Human Rights Group Beats Fraud Accusations

     WASHINGTON (CN) – A one-time computer technician for the Laogai Research Foundation failed to prove his former employer misused grant funds and engaged in improper lobbying, but may pursue claims he was fired for making the allegations, a federal judge ruled.
     Relator Pencheng Si sued Laogai, a human rights organization focusing primarily on China, and the affiliated China Information Center in 2009.
     Si claimed in his lawsuit that executive director Harry Wu used federal grant money for personal use, grossly overstated his qualifications on grant applications, and engaged in illegal lobbying activities, all in violation of the False Claims Act.
     He also claimed Wu fired him after he unearthed and reported the information.
     “In short, the lynchpin of the Court’s ruling in this case is the fact that, although Relator appears to have gone back to the proverbial drawing board in crafting the amended complaint (his amended complaint is nearly double the length of his original pleading and provides more detail regarding defendants’ business practices and internal finances), the amended complaint nevertheless still lacks a sufficient factual basis for any plausible fraud claim under the FCA, and fails even to identify clearly how the alleged facts support each purported claim for relief,” ruled U.S. District Judge Ketanji Jackson.
     But after dismissing Si’s False Claims Act allegations, Judge Jackson ruled that Si brought sufficient allegations to support wrongful termination and retaliation claims.
     Wu, who says he spent more than 20 years in a Chinese prison labor camp, accused the company that supplied preserved human corpses for the controversial “Bodies” exhibition, of trafficking the corpses of executed Chinese prisoners for the show. The claims got him sued for defamation.
     Si paints a different picture of Wu, referring to him as “a font of ethical and financial impropriety.”

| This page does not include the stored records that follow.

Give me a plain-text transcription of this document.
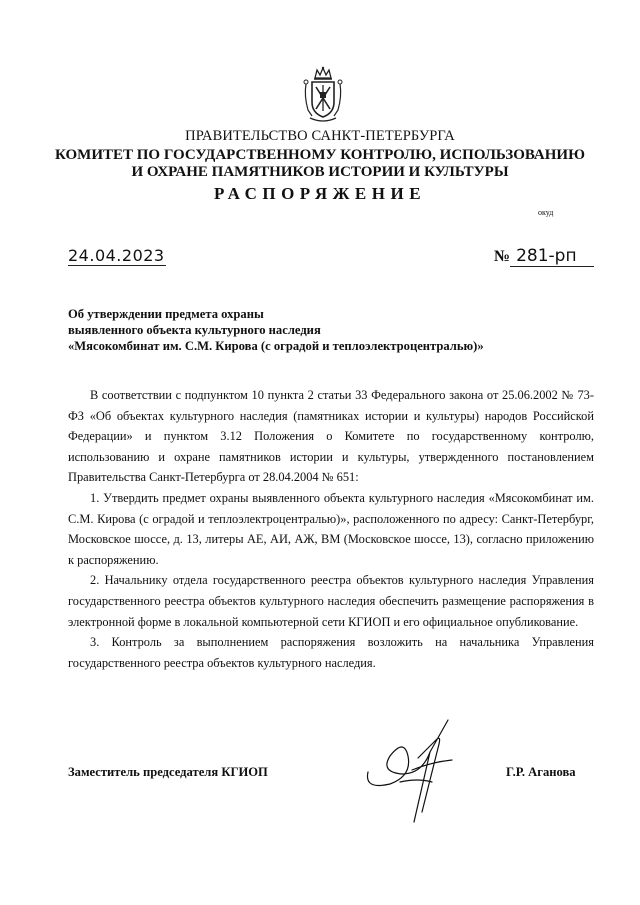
ПРАВИТЕЛЬСТВО САНКТ-ПЕТЕРБУРГА
КОМИТЕТ ПО ГОСУДАРСТВЕННОМУ КОНТРОЛЮ, ИСПОЛЬЗОВАНИЮ
И ОХРАНЕ ПАМЯТНИКОВ ИСТОРИИ И КУЛЬТУРЫ
РАСПОРЯЖЕНИЕ
окуд
24.04.2023	№ 281-рп
Об утверждении предмета охраны
выявленного объекта культурного наследия
«Мясокомбинат им. С.М. Кирова (с оградой и теплоэлектроцентралью)»

В соответствии с подпунктом 10 пункта 2 статьи 33 Федерального закона от 25.06.2002 № 73-ФЗ «Об объектах культурного наследия (памятниках истории и культуры) народов Российской Федерации» и пунктом 3.12 Положения о Комитете по государственному контролю, использованию и охране памятников истории и культуры, утвержденного постановлением Правительства Санкт-Петербурга от 28.04.2004 № 651:

1. Утвердить предмет охраны выявленного объекта культурного наследия «Мясокомбинат им. С.М. Кирова (с оградой и теплоэлектроцентралью)», расположенного по адресу: Санкт-Петербург, Московское шоссе, д. 13, литеры АЕ, АИ, АЖ, ВМ (Московское шоссе, 13), согласно приложению к распоряжению.

2. Начальнику отдела государственного реестра объектов культурного наследия Управления государственного реестра объектов культурного наследия обеспечить размещение распоряжения в электронной форме в локальной компьютерной сети КГИОП и его официальное опубликование.

3. Контроль за выполнением распоряжения возложить на начальника Управления государственного реестра объектов культурного наследия.

Заместитель председателя КГИОП	Г.Р. Аганова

     According to the ruling, Si says he was fired after reporting that Wu lied about his history, engaged in illegal lobbying, submitted false claims and lied on grant applications.
     “It may well be that, once discovery proceeds in this case, Relator will be unable to establish that there is a factual basis for his retaliation action, perhaps because Relator did not actually raise concerns about false claims, or because Wu did not, in fact, learn of Relator’s report of fraud and suggestion of taking outside action to a board member, or otherwise,” the judge states. “But based on the facts alleged in the amended complaint, Relator has stated a plausible retaliation action even as he fails to state sufficiently any claim that fraud occurred in violation of the FCA.”
     Wu serves as director of the Washington, D.C.-based foundation, which raises public awareness about the forced-labor prison camp system in China. He says he was arrested in 1960 at the age of 23 for speaking out against the communist regime in China.